O padre iria celebrar um batizado na capela sob os pés da estátua que estava marcado para às 7h30, porém o grupo que o acompanhava foi proibido de subir com a alegação de que “não estava autorizada”.

O líder religioso contestou afirmando que o evento havia sido marcado previamente com a administração do parque, mas a criança, os pais e os padrinhos foram proibidos de subir. O batizado só foi concretizado duas horas depois do ocorrido.

A chapada onde fica a estátua do Cristo, no topo do Corcovado, pertence à Arquidiocese do Rio, que administra e conserva o cartão-postal.

No entanto, os arredores são geridos pelo Instituto Chico Mendes de Conservação da Biodiversidade (ICMBio), que também controla as lojas do complexo e os acessos de veículos na Floresta da Tijuca.

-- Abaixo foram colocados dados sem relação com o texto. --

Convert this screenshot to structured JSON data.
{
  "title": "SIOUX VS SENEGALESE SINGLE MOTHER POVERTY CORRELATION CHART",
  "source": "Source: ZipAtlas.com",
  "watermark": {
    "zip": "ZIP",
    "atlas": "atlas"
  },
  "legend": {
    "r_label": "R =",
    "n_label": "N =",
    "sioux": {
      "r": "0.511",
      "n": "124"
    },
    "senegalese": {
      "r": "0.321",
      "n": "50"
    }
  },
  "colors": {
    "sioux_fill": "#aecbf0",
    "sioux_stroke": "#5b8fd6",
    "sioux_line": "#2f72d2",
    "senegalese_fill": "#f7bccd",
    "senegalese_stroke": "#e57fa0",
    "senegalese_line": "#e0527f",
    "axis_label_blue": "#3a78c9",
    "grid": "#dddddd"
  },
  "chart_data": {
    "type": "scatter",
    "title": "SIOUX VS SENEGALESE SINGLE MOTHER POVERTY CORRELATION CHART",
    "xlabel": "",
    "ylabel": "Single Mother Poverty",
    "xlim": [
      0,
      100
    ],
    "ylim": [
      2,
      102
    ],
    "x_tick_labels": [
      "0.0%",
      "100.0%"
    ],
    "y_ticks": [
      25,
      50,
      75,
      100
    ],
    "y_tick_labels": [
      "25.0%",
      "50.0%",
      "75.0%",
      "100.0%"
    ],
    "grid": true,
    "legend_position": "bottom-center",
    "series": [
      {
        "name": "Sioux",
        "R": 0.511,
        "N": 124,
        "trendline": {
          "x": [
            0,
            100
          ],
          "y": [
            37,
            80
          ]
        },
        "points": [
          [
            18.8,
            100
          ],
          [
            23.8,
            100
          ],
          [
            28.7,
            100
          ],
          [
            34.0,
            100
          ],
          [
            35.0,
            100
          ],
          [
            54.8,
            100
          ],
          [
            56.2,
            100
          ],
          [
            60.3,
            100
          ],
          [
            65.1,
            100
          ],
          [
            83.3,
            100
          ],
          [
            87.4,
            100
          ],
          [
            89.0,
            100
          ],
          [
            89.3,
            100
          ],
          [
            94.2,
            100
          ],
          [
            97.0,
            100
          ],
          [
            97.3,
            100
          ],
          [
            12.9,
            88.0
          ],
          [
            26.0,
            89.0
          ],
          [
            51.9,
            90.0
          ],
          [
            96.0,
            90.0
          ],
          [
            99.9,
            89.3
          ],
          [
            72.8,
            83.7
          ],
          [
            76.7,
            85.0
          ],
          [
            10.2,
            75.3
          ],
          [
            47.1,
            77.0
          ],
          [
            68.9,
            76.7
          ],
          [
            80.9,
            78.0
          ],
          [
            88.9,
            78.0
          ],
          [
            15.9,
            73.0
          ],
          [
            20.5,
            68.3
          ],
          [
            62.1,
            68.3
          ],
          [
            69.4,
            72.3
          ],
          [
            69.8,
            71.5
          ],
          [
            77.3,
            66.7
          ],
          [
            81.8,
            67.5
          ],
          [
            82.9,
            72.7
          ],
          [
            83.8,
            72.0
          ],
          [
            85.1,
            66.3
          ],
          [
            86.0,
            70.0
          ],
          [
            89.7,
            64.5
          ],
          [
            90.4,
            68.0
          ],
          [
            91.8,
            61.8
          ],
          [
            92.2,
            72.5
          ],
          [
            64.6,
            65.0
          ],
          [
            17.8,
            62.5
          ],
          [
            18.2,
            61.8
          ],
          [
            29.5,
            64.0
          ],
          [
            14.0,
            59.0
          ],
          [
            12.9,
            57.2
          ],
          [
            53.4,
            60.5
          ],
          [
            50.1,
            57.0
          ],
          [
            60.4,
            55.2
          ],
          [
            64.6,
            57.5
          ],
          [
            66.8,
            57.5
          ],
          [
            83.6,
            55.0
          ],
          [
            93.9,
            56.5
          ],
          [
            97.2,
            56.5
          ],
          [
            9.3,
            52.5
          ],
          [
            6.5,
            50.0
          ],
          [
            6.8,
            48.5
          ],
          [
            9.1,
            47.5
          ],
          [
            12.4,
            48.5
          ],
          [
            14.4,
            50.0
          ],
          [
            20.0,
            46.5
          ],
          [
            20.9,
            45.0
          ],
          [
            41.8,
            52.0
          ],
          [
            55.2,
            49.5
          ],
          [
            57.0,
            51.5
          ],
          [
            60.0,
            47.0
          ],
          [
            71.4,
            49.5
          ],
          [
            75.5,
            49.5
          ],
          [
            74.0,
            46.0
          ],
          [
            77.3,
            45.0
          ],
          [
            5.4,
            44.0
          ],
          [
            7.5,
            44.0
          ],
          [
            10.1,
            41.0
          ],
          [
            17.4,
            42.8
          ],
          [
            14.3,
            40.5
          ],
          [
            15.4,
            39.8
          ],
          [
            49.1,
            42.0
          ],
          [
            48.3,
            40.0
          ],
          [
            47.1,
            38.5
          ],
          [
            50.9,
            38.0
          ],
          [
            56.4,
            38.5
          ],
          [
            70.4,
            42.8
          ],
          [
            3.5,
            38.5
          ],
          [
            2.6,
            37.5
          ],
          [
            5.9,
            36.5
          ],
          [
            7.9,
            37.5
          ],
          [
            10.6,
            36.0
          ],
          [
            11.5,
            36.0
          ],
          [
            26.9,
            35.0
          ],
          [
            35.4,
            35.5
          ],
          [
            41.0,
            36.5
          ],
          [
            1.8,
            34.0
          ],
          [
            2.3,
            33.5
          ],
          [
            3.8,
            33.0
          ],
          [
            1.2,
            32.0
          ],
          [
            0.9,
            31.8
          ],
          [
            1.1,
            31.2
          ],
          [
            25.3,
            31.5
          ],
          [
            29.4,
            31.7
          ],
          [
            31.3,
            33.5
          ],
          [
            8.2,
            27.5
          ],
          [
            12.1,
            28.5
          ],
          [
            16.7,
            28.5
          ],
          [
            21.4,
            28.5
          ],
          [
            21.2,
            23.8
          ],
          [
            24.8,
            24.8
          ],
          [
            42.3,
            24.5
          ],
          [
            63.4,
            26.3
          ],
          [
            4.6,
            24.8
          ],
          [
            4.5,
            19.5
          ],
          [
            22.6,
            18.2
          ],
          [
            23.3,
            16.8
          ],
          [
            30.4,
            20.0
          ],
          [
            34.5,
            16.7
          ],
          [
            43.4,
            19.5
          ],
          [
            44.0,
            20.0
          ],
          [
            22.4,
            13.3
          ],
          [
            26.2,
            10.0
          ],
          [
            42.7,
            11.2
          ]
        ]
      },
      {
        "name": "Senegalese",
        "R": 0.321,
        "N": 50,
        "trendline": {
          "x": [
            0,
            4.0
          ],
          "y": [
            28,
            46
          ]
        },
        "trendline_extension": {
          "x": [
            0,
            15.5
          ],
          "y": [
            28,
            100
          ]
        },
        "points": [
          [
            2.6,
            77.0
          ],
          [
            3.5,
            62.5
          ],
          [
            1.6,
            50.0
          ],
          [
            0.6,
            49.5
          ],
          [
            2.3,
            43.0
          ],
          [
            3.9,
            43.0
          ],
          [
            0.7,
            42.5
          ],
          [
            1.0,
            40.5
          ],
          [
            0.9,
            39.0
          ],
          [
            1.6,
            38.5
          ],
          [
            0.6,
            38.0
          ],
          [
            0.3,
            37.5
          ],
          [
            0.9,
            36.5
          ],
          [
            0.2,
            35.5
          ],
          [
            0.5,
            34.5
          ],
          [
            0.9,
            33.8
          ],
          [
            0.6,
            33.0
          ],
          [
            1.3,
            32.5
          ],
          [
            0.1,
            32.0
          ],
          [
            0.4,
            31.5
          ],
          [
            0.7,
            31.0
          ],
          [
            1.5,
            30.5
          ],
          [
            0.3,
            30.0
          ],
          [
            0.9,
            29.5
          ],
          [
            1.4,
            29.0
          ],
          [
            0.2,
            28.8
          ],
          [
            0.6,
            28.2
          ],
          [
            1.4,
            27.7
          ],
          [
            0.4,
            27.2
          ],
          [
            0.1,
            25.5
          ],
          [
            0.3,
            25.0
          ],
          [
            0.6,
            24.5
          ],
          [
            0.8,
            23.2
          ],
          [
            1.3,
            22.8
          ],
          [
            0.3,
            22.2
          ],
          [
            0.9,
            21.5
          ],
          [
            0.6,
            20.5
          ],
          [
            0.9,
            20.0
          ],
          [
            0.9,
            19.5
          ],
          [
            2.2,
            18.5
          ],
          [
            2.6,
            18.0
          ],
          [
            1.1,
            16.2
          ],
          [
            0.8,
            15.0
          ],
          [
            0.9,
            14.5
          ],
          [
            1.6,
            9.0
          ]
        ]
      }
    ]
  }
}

Seguranças tem tratado religiosos com hostilidade

Segundo o padre Omar, não é a primeira vez que celebrantes foram proibidos de subir ao Cristo. Uma nota de repúdio contra o ICMBio foi divulgada, contando que nos últimos meses os seguranças do Parque Nacional da Tijuca tem sido hostil com o Padre Omar e outros funcionários do Santuário do Cristo Redentor.

“De maneira recorrente, Padre Omar, bispos e outros religiosos, juntamente com fiéis e convidados da Igreja que participam das missas, casamentos, batizados e ações culturais promovidas pelo Santuário, passam por constrangimentos ao acessar o Santuário”, diz trecho da nota.

Em resposta,  o ICMBio disse que os veículos e frequentadores devem se identificar por questões de segurança e da conservação ambiental de alguns Parques Nacionais, e que eventualmente, essa checagem pode demorar mais, reportou o G1.